Your repayment can't be made any earlier
than the day after the date you received the
qualified 2020 disaster distribution. You have
3 years from the day after the date you
received the distribution to make a
repayment. The amount of your repayment
cannot be more than the amount of the
original distribution. Amounts that are repaid
are treated as a trustee-to-trustee transfer
and are not included in income. Also, for
purposes of the one-rollover-per-year
limitation for IRAs, a repayment to an IRA is
not considered a rollover.
Repayment of a Coronavirus-Related Distribution from a 401(k) can indeed be repaid to an IRA instead of back to the 401(k).
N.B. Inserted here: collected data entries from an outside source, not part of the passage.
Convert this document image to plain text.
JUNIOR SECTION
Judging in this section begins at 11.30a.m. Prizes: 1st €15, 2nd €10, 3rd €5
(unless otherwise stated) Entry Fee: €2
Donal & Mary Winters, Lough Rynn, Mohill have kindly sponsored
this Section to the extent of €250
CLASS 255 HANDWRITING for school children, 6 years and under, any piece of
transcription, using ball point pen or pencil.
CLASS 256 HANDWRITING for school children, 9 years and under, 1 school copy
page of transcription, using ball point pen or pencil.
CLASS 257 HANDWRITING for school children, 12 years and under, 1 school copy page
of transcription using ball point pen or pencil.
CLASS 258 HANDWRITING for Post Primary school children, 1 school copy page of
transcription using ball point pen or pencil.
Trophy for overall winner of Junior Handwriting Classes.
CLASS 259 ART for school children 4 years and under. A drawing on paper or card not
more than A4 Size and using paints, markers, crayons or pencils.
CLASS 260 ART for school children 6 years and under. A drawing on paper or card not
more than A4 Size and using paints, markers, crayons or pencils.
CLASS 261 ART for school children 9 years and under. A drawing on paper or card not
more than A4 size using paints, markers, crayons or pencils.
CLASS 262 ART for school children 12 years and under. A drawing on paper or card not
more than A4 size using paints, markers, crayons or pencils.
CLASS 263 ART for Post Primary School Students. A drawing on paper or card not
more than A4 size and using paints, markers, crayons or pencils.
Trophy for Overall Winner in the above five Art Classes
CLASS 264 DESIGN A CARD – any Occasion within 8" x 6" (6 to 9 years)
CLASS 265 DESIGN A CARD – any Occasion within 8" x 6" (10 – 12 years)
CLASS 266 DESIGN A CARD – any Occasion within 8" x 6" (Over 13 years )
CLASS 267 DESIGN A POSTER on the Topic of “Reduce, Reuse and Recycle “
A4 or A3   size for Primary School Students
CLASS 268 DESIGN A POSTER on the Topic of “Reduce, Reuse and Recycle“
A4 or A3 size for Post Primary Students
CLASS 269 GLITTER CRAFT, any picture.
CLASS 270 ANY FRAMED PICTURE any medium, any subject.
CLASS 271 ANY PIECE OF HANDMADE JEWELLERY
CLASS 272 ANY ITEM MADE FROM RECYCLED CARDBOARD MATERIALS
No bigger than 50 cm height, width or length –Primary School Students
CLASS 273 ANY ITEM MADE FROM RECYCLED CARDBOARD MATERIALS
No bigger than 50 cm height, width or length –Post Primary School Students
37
Repayment can be made to any type of account eligible to receive a nontaxable rollover from the distributing account.
Correct, But that is not a contribution. . Which is what the question asked.
The question asked if 401(k) contributions counted a repayments - it had noting to do with an IRA.
Vindicated by @dmertz Take that, macuser_22 !
Come on now, @macuser_22
be honest.
we were conversing about your statement above
"A repayment can only go into the account that the distribution came from."
If you regularly have money deducted from your paycheck to go into an employer-sponsored retirement account, that won’t count toward your repayment. You’ll either need to pause your regular contributions until you catch up with your rollover contribution (which may mean you miss out on an employer match) or make your regular contributions plus your rollover contribution.
How to Repay Your Coronavirus Retirement Distribution (lifehacker.com)
"account" was the wrong choice of words, the point was a contribution is not a repayment.